Kolmogorov $n$-width

The Kolmogorov $n$-width measures how well some set $\mathcal{M}$ (typically the solution manifold) can be approximated with a linear subspace:

\[d_n(\mathcal{M}) := \mathrm{inf}_{V_n\subset{}V;\mathrm{dim}V_n=n}\mathrm{sup}(u\in\mathcal{M})\mathrm{inf}_{v_n\in{}V_n}|| u - v_n ||_V,\]

with $\mathcal{M}\subset{}V$ and $V$ is a (typically infinite-dimensional) Banach space. For advection-dominated problems (among others) the decay of the Kolmogorov $n$-width is very slow, i.e. one has to pick $n$ very high in order to obtain useful approximations (see [38] and [33]).

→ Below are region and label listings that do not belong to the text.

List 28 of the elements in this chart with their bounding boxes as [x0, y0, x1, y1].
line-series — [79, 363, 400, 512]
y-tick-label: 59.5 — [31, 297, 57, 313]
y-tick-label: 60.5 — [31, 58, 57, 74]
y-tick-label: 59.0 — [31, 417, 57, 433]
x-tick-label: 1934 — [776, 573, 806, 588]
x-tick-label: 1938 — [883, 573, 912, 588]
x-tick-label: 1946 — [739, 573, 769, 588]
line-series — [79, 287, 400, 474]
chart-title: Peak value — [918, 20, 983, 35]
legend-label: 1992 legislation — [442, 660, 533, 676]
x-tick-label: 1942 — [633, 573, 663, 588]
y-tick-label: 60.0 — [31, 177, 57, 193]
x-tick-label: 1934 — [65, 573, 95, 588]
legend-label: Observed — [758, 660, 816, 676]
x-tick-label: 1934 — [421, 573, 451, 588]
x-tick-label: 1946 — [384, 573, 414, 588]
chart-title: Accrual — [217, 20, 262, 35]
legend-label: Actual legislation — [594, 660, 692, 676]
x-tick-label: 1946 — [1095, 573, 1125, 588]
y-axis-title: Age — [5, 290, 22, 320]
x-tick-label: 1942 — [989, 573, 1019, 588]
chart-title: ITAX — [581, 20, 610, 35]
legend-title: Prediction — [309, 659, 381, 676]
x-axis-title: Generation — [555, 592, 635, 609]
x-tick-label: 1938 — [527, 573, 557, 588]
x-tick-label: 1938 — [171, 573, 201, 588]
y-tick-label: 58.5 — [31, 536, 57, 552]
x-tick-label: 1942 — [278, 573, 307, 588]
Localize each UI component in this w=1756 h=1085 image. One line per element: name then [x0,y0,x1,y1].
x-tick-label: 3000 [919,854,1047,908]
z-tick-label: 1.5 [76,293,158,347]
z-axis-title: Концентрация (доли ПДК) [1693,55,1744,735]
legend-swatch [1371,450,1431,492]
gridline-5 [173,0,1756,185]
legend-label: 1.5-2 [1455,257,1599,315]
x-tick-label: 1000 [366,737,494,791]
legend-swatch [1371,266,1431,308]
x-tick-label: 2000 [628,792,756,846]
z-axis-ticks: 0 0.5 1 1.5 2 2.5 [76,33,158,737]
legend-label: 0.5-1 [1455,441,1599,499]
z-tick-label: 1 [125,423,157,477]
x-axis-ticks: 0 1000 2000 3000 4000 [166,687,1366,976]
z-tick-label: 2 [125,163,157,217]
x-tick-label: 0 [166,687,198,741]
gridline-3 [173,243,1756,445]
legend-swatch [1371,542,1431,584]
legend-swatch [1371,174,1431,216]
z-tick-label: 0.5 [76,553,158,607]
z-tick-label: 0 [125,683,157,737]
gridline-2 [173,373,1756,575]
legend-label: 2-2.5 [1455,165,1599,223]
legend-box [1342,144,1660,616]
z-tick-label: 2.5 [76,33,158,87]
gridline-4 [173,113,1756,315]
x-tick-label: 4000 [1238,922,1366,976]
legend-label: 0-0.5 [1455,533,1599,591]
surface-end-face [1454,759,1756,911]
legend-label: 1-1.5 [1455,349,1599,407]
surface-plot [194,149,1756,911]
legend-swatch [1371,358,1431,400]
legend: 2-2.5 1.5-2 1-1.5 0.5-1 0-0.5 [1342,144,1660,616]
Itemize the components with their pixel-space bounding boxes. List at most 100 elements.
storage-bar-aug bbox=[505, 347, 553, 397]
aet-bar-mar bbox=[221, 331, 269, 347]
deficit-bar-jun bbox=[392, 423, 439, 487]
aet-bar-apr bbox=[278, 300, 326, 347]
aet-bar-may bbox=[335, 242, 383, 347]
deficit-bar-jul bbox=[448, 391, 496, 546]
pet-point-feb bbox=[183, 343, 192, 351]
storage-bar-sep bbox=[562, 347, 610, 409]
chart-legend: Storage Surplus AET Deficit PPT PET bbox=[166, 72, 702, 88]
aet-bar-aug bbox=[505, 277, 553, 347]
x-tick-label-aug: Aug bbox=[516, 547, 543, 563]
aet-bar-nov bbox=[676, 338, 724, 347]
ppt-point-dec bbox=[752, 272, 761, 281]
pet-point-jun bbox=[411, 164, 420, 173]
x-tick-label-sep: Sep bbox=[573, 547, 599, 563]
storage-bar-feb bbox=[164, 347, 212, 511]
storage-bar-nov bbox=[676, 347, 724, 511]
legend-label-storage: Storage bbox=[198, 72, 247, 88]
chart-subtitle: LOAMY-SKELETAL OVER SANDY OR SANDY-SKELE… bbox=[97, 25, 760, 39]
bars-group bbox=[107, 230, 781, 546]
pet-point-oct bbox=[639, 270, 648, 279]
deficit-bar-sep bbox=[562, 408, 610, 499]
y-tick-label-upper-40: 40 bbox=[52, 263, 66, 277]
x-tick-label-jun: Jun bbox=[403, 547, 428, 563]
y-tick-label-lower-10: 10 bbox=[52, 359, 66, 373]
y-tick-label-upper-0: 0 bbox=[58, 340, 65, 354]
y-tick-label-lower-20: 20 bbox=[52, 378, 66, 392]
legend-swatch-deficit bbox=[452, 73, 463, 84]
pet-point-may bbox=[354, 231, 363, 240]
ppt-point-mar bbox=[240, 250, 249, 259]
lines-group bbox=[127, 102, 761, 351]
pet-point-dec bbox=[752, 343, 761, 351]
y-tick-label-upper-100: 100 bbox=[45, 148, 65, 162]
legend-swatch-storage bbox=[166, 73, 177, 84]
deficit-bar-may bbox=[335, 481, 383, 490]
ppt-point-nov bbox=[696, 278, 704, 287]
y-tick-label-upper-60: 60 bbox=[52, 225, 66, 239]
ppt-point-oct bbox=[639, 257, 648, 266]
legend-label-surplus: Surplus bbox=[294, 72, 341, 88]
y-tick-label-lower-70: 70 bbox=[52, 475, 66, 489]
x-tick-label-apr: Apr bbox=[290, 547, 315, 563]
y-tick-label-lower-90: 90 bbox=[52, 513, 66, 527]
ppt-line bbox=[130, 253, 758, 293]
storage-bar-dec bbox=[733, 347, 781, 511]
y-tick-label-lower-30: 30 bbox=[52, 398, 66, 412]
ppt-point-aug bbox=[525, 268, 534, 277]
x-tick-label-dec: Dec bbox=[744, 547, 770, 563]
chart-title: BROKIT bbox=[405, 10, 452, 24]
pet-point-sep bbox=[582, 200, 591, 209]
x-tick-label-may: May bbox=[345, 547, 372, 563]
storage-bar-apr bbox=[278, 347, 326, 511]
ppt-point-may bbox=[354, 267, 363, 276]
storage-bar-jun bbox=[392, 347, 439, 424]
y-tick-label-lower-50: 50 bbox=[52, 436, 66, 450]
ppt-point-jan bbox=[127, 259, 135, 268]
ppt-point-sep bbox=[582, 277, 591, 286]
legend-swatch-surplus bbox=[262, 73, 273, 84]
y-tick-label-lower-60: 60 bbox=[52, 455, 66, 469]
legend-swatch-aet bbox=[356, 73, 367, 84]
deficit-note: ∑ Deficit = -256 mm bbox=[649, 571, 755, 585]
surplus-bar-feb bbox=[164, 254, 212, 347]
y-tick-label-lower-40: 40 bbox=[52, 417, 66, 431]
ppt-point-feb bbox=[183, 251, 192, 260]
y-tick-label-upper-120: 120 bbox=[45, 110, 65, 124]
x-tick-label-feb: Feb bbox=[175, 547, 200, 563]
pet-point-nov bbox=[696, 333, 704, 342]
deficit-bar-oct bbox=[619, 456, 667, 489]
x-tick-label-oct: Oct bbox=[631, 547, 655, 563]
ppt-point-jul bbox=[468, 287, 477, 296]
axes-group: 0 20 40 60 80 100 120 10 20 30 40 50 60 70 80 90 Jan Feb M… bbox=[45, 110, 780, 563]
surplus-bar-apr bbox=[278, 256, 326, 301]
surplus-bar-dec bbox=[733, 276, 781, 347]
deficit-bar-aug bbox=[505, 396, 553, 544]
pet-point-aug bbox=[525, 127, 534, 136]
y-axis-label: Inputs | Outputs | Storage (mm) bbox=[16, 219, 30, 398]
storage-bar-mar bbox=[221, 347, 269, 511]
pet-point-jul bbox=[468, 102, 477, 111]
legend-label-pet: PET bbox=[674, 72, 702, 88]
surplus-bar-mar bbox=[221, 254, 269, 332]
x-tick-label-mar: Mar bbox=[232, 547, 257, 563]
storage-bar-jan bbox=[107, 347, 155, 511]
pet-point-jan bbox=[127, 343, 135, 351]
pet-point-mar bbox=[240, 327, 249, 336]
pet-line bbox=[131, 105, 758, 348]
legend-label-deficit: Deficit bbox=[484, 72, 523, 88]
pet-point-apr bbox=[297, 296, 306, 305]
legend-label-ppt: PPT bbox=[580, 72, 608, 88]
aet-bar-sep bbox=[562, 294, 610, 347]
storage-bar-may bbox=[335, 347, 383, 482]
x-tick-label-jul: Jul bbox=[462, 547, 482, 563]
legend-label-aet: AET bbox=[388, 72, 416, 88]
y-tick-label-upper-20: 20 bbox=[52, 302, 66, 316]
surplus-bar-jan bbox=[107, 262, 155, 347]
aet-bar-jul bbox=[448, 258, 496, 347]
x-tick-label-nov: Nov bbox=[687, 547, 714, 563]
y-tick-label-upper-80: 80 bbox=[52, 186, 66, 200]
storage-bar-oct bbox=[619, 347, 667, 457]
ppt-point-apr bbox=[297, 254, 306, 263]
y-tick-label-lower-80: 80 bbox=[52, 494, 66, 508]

In order to overcome this, techniques based on neural networks (see e.g. [39]) and optimal transport (see e.g. [33]) have been used.

References

[33]
T. Blickhan. A registration method for reduced basis problems using linear optimal transport, arXiv preprint arXiv:2304.14884 (2023).
[38]
C. Greif and K. Urban. Decay of the Kolmogorov N-width for wave problems. Applied Mathematics Letters 96, 216–222 (2019).
[39]
K. Lee and K. T. Carlberg. Model reduction of dynamical systems on nonlinear manifolds using deep convolutional autoencoders. Journal of Computational Physics 404, 108973 (2020).